GAIL's transmission and LPG production segments could claim ~Rs 3.5bn (calc) of input tax credit stranded today but are likely to pass these through to customers.

Industrial customers could improve economics by 5-13.5% driving some upside to transmission and trading vol.

Transmission is poised for strong growth on gas availability along new pipelines and unified tariffs. Natgas inclusion under GST should have small positive volume impact but transmission tariff cuts, petchem oversupply and domestic gas price floor are headwinds. A sizable pipeline. InvIT could give 20% stock upside but looks unlikely. We see limited upside without further crude rally and initiate at Hold, SOTP-based PT of Rs 145 noting <10% ROCE over FY21-24E.

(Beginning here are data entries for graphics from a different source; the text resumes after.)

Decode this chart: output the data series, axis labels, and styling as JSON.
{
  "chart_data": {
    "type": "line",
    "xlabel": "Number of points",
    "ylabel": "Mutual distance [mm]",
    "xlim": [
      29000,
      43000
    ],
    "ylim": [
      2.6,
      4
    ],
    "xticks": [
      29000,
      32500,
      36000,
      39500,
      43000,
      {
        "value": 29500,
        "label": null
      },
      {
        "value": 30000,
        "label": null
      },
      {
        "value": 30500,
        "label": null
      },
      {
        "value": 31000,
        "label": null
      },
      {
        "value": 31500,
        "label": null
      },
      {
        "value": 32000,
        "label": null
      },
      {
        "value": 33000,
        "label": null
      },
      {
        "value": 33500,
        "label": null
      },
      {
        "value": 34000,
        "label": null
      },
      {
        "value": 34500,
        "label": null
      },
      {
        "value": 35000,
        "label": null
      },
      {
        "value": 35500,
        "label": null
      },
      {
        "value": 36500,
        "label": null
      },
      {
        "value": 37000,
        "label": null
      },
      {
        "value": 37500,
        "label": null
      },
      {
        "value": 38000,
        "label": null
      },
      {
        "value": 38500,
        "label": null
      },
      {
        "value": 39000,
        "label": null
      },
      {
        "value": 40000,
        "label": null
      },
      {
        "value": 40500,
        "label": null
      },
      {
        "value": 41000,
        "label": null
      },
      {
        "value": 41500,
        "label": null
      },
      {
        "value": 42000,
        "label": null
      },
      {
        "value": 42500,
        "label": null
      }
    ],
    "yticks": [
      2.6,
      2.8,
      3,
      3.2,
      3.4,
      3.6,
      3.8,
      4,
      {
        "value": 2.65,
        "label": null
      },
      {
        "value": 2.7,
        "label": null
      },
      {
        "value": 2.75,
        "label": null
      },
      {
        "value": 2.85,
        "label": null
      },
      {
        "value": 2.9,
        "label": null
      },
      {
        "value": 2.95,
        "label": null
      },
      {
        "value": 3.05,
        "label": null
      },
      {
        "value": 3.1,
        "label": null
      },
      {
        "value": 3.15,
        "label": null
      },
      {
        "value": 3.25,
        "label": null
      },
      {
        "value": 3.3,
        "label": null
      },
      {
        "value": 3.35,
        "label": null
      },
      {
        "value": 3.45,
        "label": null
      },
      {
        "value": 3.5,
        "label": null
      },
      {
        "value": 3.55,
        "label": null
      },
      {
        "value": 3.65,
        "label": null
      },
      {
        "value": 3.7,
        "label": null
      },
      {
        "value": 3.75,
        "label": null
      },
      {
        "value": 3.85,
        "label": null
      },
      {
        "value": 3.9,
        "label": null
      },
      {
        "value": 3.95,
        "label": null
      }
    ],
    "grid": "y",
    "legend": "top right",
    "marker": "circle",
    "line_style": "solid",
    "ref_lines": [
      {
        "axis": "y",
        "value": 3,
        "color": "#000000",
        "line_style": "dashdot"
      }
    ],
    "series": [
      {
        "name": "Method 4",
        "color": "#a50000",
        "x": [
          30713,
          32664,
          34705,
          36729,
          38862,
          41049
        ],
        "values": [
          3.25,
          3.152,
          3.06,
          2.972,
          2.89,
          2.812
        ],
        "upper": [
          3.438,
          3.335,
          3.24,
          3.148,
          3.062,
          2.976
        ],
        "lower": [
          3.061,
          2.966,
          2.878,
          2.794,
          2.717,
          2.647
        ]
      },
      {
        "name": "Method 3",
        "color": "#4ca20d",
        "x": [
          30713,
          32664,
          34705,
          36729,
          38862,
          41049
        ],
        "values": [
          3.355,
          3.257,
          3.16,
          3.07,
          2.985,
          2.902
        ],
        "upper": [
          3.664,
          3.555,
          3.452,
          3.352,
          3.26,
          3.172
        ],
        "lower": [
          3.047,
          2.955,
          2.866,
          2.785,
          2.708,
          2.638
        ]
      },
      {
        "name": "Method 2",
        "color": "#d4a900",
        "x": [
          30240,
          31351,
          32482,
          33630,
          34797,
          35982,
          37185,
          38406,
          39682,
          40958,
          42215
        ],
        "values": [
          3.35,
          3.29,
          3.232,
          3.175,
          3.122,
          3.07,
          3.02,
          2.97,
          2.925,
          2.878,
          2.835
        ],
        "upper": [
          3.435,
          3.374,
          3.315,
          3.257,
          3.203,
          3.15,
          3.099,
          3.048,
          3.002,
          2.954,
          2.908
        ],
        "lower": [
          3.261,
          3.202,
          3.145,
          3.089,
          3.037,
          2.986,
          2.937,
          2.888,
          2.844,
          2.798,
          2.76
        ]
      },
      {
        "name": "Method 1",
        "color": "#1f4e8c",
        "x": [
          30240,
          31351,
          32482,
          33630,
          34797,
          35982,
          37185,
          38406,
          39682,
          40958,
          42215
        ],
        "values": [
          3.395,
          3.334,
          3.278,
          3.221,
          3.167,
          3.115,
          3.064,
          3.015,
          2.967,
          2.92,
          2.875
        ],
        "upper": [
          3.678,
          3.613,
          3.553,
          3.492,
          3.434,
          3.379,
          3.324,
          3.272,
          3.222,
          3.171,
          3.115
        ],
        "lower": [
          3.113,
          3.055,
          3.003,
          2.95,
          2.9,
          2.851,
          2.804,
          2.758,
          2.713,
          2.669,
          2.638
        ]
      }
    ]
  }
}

7.5% vol Cagr in transmission over FY21-24E, ROCE to remain sub-10%. We expect cumulative volume growth of 26mmscmd on a low FY21E base driven by fertilizer, refining and CGD along its new pipelines. With tariffs likely to be lowered c.5% (calc) to adjust for lower corporate tax rate, segment ROCE will remain in single digits.

Trading volatility could reduce, RIL’s domgas a risk. Revived SOE fertilizer plants could consume 10mmscmd of US LNG by FY24E reducing trading profit volatility. But fertilizer plants could find RIL-BP’s domestic gas cheaper if future gas auctions are priced at a reasonable slope to crude posing risk to Gail’s US LNG volumes. Profitability headwinds for polymer business. China aims to raise self-sufficiency in polyethylene (PE) by adding 20% of current global capacity over CY21-23E likely weighing on PE price. New LNG investment drying up in CY16-17 and Covid-related construction delays are expected to strengthen LNG price over CY22-25E likely dragging PE profitability. LPG profitability buoyant, floor price on domestic gas headwind. Decade low domestic gas price and rallying crude are supportive of profitability. A regulated floor to domestic gas price is a key risk.

Limited upside from inclusion of natural gas under GST. GAIL’s transmission and LPG production segments could claim ~Rs 3.5bn (calc) of input tax credit stranded today but are likely to pass these through to customers.

Industrial customers could improve economics by 5-13.5% driving some upside to transmission and trading vol.

Sizable pipeline InvIT could rerate stock. The proposed InvIT could re-rate the valuation multiple of transmission business from 6.5x to 9x lifting GAIL’s fair value 20% (Rs 30/sh) provided sizable assets are transferred. But a small offering looks likely given three pipelines contribute 70% of revenues.